En l’espèce Madame [U] ne vise expressément aucune pièce à l’appui de sa demande fondée sur l’altération définitive du lien conjugal (main courante, attestations, autre…).
Elle affirme que Monsieur [C] s’est installé en Algérie et qu’elle n’a plus de ses nouvelles mais ne rapporte pas la preuve d’une résidence séparée depuis plus d’un an à ce jour. L’existence d’une notification par courrier recommandé signé en février 2024 ne peut à elle seule (outre que cela n’est pas invoqué), constituer une telle preuve, la présence ponctuelle de Monsieur [C] en Algérie dans un logement où il est identifié n’établissant pas en soi qu’il y ait sa résidence de manière habituelle et séparée de l’épouse. Il n’appartient pas en tout état de cause à la juridiction d’effectuer d’office parmi les faits de l’espèce, adventices comme non expressément invoqués par la demanderesse, la recherche des preuves qu’il appartient à cette dernière d’apporter, étant souligné que l’exigence probatoire est d’autant plus importante en l’espèce, et en application de l’article 472 du code de procédure civile, que le défendeur ne comparaît pas.
Les pièces produites établissent en outre qu’en octobre 2023 Monsieur [C] percevait sa retraite française dont le relevé était adressé au domicile conjugal.
Par conséquent, Madame [U], qui n’invoque ni ne rapporte aucune preuve de la résidence séparée des époux depuis au moins un an à ce jour, sera déboutée de sa demande en divorce.
SUR L’EXECUTION PROVISOIRE
Conformément à l’article 1074-1 du code de procédure civile, à moins qu’il n’en soit disposé autrement, les décisions du juge aux affaires familiales qui mettent fin à l’instance ne sont pas, de droit, exécutoires à titre provisoire.

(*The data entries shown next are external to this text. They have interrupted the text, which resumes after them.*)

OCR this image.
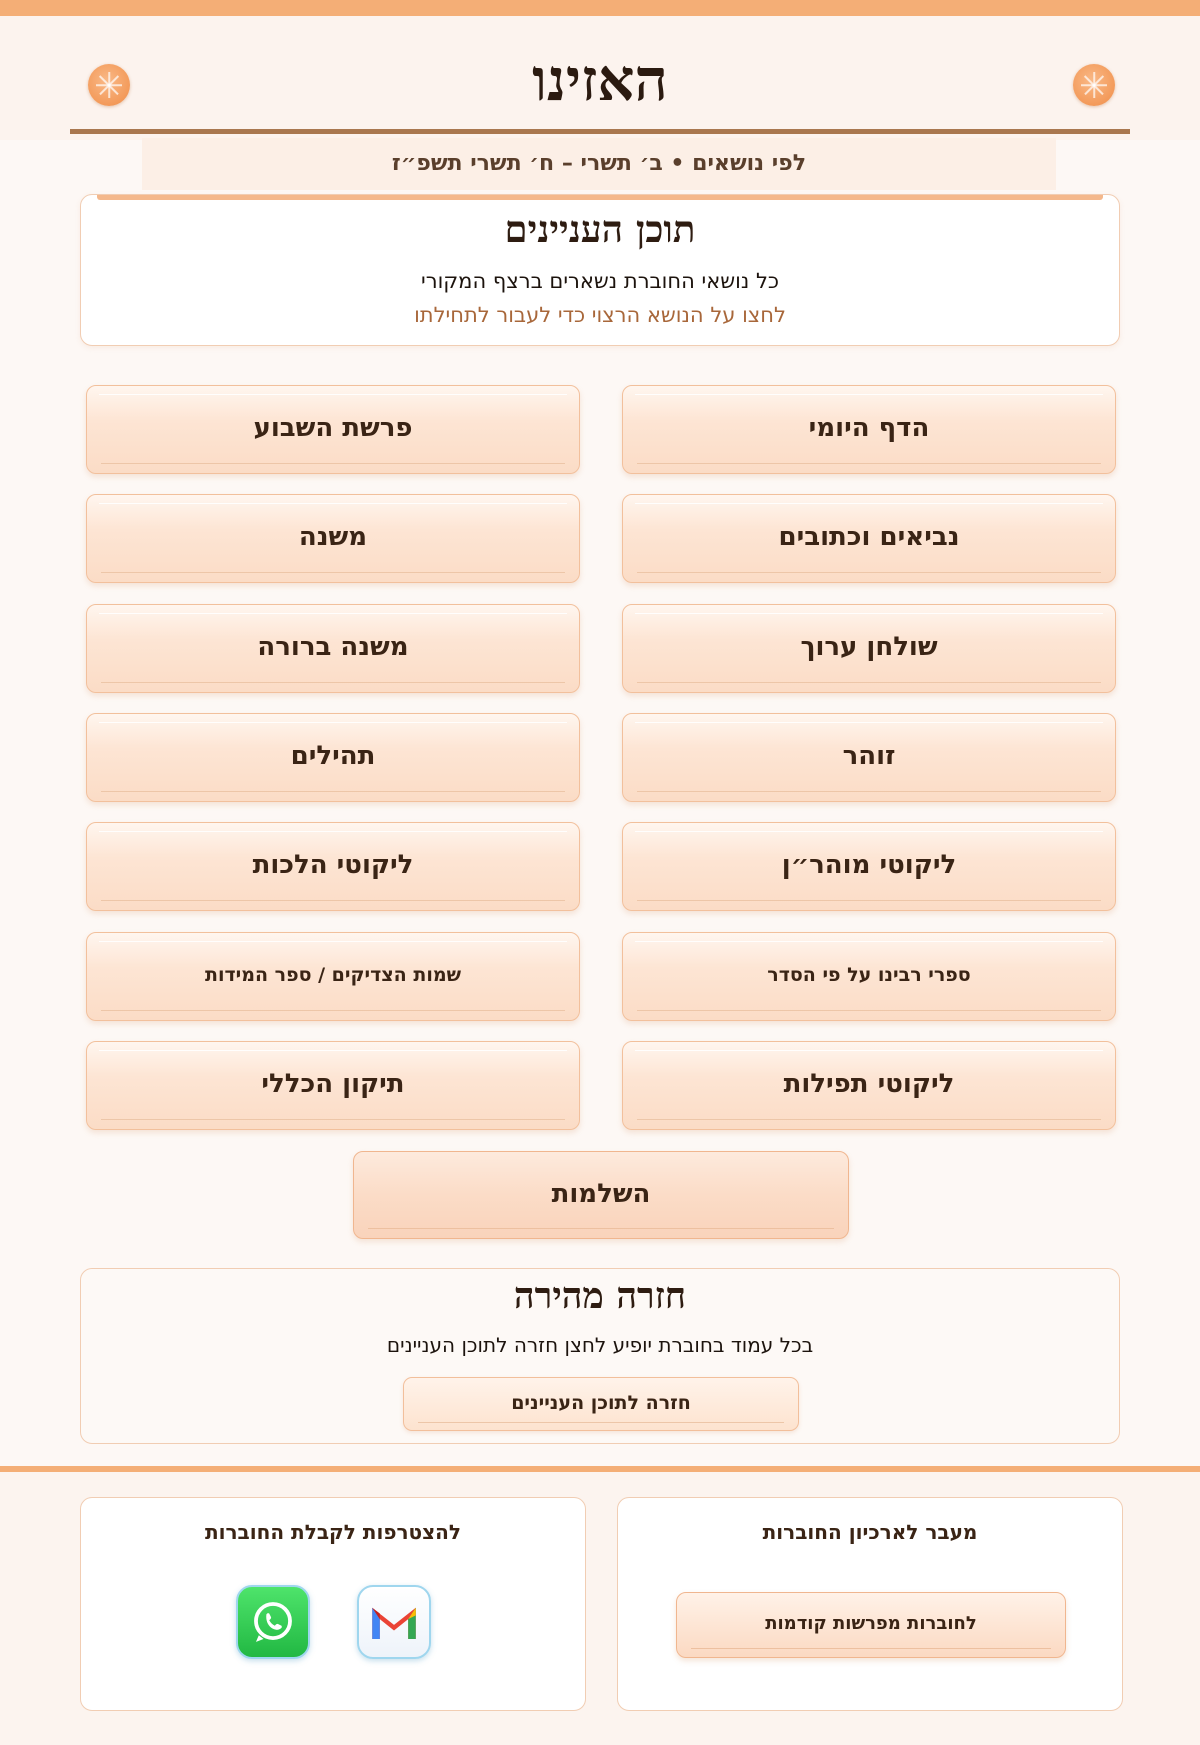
האזינו
לפי נושאים • ב׳ תשרי – ח׳ תשרי תשפ״ז
תוכן העניינים
כל נושאי החוברת נשארים ברצף המקורי
לחצו על הנושא הרצוי כדי לעבור לתחילתו
הדף היומי
פרשת השבוע
נביאים וכתובים
משנה
שולחן ערוך
משנה ברורה
זוהר
תהילים
ליקוטי מוהר״ן
ליקוטי הלכות
ספרי רבינו על פי הסדר
שמות הצדיקים / ספר המידות
ליקוטי תפילות
תיקון הכללי
השלמות
חזרה מהירה
בכל עמוד בחוברת יופיע לחצן חזרה לתוכן העניינים
חזרה לתוכן העניינים
מעבר לארכיון החוברות
לחוברות מפרשות קודמות
להצטרפות לקבלת החוברות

Eu égard à la nature des décisions prises, il n’y a pas lieu d’ordonner l’exécution provisoire.
SUR LES DEPENS
Madame [U] succombant en l’espèce, les dépens seront à sa charge.
PAR CES MOTIFS
Madame Marie-Pierre BONNET, juge aux affaires familiales, assistée de Madame Ninon CLAIRE greffière, statuant par mise à disposition au greffe, après débats en chambre du conseil, par jugement réputé contradictoire et en premier ressort :
DIT que le juge français est compétent et la loi française applicable à l’ensemble des chefs de demande du présent litige,
DEBOUTE Madame [U] de sa demande en divorce ;
DIT n’y avoir lieu à exécution provisoire,
CONDAMNE Madame [U] aux entiers dépens de l’instance,
DIT que la présente décision devra être signifiée par la partie la plus diligente à l’autre partie par acte d’huissier,
RAPPELLE qu’à défaut d’avoir été signifiée dans les six mois de sa date, la présente décision est réputée non avenue.
Le présent jugement a été signé par Madame Marie-Pierre BONNET, Vice-présidente et par Madame Ninon CLAIRE, Greffière présent lors du prononcé.